What one might mistake as a ‘normal’ argument between boy and girl may in fact be the foreshadowing of a more intense and perhaps deadly display of emotions in the future. According to FBI statistics, “every 15 seconds a woman is beaten in this country.” Furthermore, “typically, in 72-77% of the cases, violence occurs only after a couple has become seriously involved, rather than in the early, more casual, stages of dating,” reports Angela Browne, in her article, “When Battered Women Kill.” Dating violence is a real threat to campus communities nationwide.

As a result, the UConn Women’s Center has chosen to dedicate the next few weeks to educating students on those often-ignored domestic violence warning signs and will provide a variety of promotional and educational materials that aim to prevent violence directed towards women. These materials are available on the Women’s Center Web site and are all part of The Red Flag Campaign, made visible by the red flags that students can now see around campus.

Specifically, this is a public awareness campaign designed to address dating violence and promote the prevention of dating violence on campuses.

“The Red Flag campaign, although it is silent, sounds a powerful message that these issues affect everyone,” said Caitlin Torino, chairperson of the campaign. “We are working against the traditional belief system that abuse is a ‘private matter.'”
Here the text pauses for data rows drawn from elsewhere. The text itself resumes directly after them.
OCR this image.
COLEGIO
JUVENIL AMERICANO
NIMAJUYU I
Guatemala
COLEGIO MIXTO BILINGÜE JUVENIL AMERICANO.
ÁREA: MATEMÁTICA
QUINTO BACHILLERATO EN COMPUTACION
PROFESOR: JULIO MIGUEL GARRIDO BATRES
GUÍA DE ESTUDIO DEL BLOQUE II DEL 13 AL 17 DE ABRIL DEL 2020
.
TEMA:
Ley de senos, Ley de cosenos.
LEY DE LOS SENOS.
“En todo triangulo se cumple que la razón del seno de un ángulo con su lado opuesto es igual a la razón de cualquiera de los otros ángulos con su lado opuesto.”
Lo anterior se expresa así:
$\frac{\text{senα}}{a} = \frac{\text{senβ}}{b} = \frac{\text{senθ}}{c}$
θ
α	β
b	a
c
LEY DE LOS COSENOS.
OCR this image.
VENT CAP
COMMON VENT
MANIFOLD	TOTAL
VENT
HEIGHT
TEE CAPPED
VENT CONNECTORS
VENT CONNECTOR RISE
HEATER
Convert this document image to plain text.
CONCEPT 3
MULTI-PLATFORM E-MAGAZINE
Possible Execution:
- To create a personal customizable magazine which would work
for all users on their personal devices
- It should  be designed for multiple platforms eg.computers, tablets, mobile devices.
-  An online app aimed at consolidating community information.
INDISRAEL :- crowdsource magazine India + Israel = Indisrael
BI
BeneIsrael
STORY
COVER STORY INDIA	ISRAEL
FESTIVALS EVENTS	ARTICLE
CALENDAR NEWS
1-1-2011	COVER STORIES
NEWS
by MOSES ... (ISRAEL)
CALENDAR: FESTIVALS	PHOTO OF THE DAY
The red flags set up around campus are a visual reminder that violence against women is an all-too-common occurrence. Torino hopes these flags will remind students to actively think about this issue and perhaps influence them to make appropriate changes in their lives in order to prevent future violence against women.

A common misconception about violence against women is that it is solely a physical act.

“Many college students don’t realize that their own friends and peers may be victims of dating violence, or that they themselves may be cycling in an abusive pattern within their own relationships,” Torino said. “In part, this is due to common myths, which include the misperception that physical violence is the only form of abuse. In reality, violence against women in relationships is marked by patterns of power and control that may include not only physical assault, but also emotional and verbal abuse.”

Common forms of such emotional and verbal abuse include excessive jealousy, possessiveness, not listening, interrupting, changing topics, criticism and put-downs.

But dating violence does not just stop at physical or emotional control, it can also involve sexual control.

According to a study by the National Institute of Health, “one-fifth of college women experience forced sex by someone they know.” Furthermore, the U.S. Department of Justice reports that, “more than 80% of all rapes are acquaintance rapes.” Just because a person is involved in a serious relationship, it does not give their partner the right to have sex with them against their will.

However, despite all the awareness campaigns against domestic violence, many UConn students say it is still a large issue on campus.

“Someone that I know said that their boyfriend at one point, they were in a public place, just like physically pushed them, for like making fun of them or something, and people around them that were watching, uh, looked very alarmed but didn’t really intrude,” said 3rd-semester undecided major Ashley Yalof. “I think she said she started crying as soon as it happened and he immediately apologized, but still.”

In an effort to help those harmed by domestic violence, the Women’s Center is sponsoring a survivor’s group for women who have experienced actual or attempted sexual assault at any time in their lives.